The penultimate premiere of the season, B Tommy Andersson’s Pan for organ and large orchestra, a BBC commission, belonged firmly in category two. Here was an unashamedly lush orchestral showpiece that kept Ravel and his “choreographic poem” La valse in the rear-view mirror. Even the French master of orchestration rarely indulged effects so lavish and he never threw in a big supporting role for organ. Andersson’s programme note talked of being inspired by ancient statues of the god Pan. What we heard sounded more like Daphnis and Chloe waltzing feverishly round a deserted cathedral to the accompaniment of a crazed organist. Extravagant and huge, it filled the Royal Albert Hall entertainingly enough for 20 minutes.

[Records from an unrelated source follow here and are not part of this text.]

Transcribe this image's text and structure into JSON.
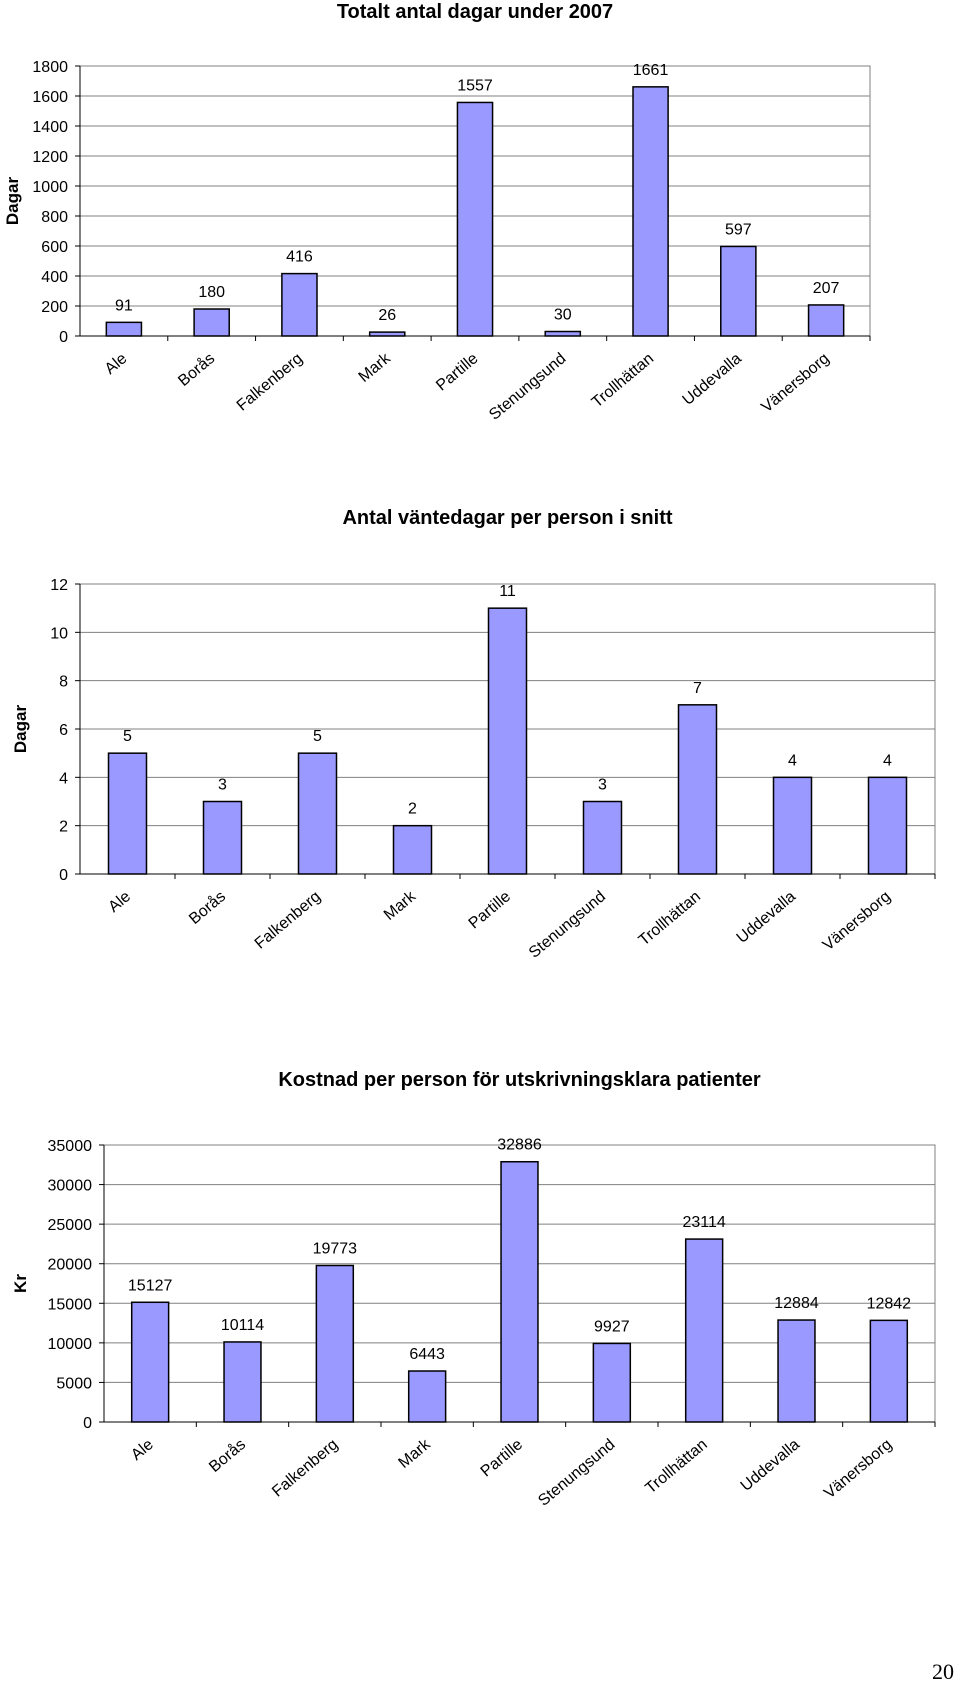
{
  "chart_data": [
    {
      "type": "bar",
      "title": "Totalt antal dagar under 2007",
      "ylabel": "Dagar",
      "xlabel": "",
      "categories": [
        "Ale",
        "Borås",
        "Falkenberg",
        "Mark",
        "Partille",
        "Stenungsund",
        "Trollhättan",
        "Uddevalla",
        "Vänersborg"
      ],
      "values": [
        91,
        180,
        416,
        26,
        1557,
        30,
        1661,
        597,
        207
      ],
      "ylim": [
        0,
        1800
      ],
      "yticks": [
        "0",
        "200",
        "400",
        "600",
        "800",
        "1000",
        "1200",
        "1400",
        "1600",
        "1800"
      ],
      "grid": true,
      "legend": "none",
      "bar_color": "#9999ff"
    },
    {
      "type": "bar",
      "title": "Antal väntedagar per person i snitt",
      "ylabel": "Dagar",
      "xlabel": "",
      "categories": [
        "Ale",
        "Borås",
        "Falkenberg",
        "Mark",
        "Partille",
        "Stenungsund",
        "Trollhättan",
        "Uddevalla",
        "Vänersborg"
      ],
      "values": [
        5,
        3,
        5,
        2,
        11,
        3,
        7,
        4,
        4
      ],
      "ylim": [
        0,
        12
      ],
      "yticks": [
        "0",
        "2",
        "4",
        "6",
        "8",
        "10",
        "12"
      ],
      "grid": true,
      "legend": "none",
      "bar_color": "#9999ff"
    },
    {
      "type": "bar",
      "title": "Kostnad per person för utskrivningsklara patienter",
      "ylabel": "Kr",
      "xlabel": "",
      "categories": [
        "Ale",
        "Borås",
        "Falkenberg",
        "Mark",
        "Partille",
        "Stenungsund",
        "Trollhättan",
        "Uddevalla",
        "Vänersborg"
      ],
      "values": [
        15127,
        10114,
        19773,
        6443,
        32886,
        9927,
        23114,
        12884,
        12842
      ],
      "ylim": [
        0,
        35000
      ],
      "yticks": [
        "0",
        "5000",
        "10000",
        "15000",
        "20000",
        "25000",
        "30000",
        "35000"
      ],
      "grid": true,
      "legend": "none",
      "bar_color": "#9999ff"
    }
  ],
  "page": {
    "number": "20"
  }
}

The concert had opened with more anniversary Nielsen and closed with Mahler. The BBC National Orchestra of Wales and its principal conductor Thomas Søndergård offered excerpts from Nielsen’s colourful incidental music to Aladdin, a score full of ideas that should be easy to remember, but which vanish from one’s mind like the genie out of the lamp. In Mahler’s Symphony No. 4, with Klara Ek as soprano, the performers were light of touch, fine of detail — an appealing performance.

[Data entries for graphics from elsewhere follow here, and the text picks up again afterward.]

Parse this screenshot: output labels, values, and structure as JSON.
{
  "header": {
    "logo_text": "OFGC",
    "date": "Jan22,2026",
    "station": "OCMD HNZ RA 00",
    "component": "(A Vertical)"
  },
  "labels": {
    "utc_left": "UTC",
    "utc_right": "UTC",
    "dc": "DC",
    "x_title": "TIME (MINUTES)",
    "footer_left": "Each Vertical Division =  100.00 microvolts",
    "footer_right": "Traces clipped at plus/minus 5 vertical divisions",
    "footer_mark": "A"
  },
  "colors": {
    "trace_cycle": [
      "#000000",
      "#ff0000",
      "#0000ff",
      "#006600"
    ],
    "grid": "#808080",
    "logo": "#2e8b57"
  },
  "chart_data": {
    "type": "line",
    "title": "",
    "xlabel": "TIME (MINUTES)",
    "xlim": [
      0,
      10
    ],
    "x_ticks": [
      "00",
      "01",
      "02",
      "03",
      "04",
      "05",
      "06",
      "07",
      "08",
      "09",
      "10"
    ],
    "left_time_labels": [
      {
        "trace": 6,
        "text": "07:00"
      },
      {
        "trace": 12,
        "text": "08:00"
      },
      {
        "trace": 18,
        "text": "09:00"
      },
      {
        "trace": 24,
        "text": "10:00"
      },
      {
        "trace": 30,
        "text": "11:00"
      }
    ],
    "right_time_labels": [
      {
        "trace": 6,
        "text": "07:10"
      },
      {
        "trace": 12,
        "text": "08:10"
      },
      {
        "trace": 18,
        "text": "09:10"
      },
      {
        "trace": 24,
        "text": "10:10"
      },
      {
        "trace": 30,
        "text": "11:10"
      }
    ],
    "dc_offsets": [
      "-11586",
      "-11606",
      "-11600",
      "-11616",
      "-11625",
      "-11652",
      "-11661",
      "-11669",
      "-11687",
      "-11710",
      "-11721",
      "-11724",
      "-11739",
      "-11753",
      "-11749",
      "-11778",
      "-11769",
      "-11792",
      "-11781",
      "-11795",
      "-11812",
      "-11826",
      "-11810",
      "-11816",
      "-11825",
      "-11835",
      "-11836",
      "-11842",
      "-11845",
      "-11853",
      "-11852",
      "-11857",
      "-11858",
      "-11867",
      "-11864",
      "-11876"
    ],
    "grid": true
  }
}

The late night all-Handel Prom afterwards aimed to cross all kinds of borders, musical, psychological and sexual. Alice Coote, often cast in the male castrato roles of Handel’s operas, set out to ask the question, “Who are you?”. Flashing “x” and “y” chromosomes on the back screen suggested the answer would not come easily. While the English Concert conducted by Harry Bicket provided grounded support, Coote ranged about the stage on a voyage of exploration. Her arias were for male and female characters, sopranos and mezzos; the singing was fearless, often exaggerated, sometimes very moving. She sang “He was despised” from Messiah shaving in a bath. During “Dopo notte” from Ariodante she mimed flying like an aeroplane on a plinth. Did anybody have a clue what it all meant? One for the naval-gazing category, I think.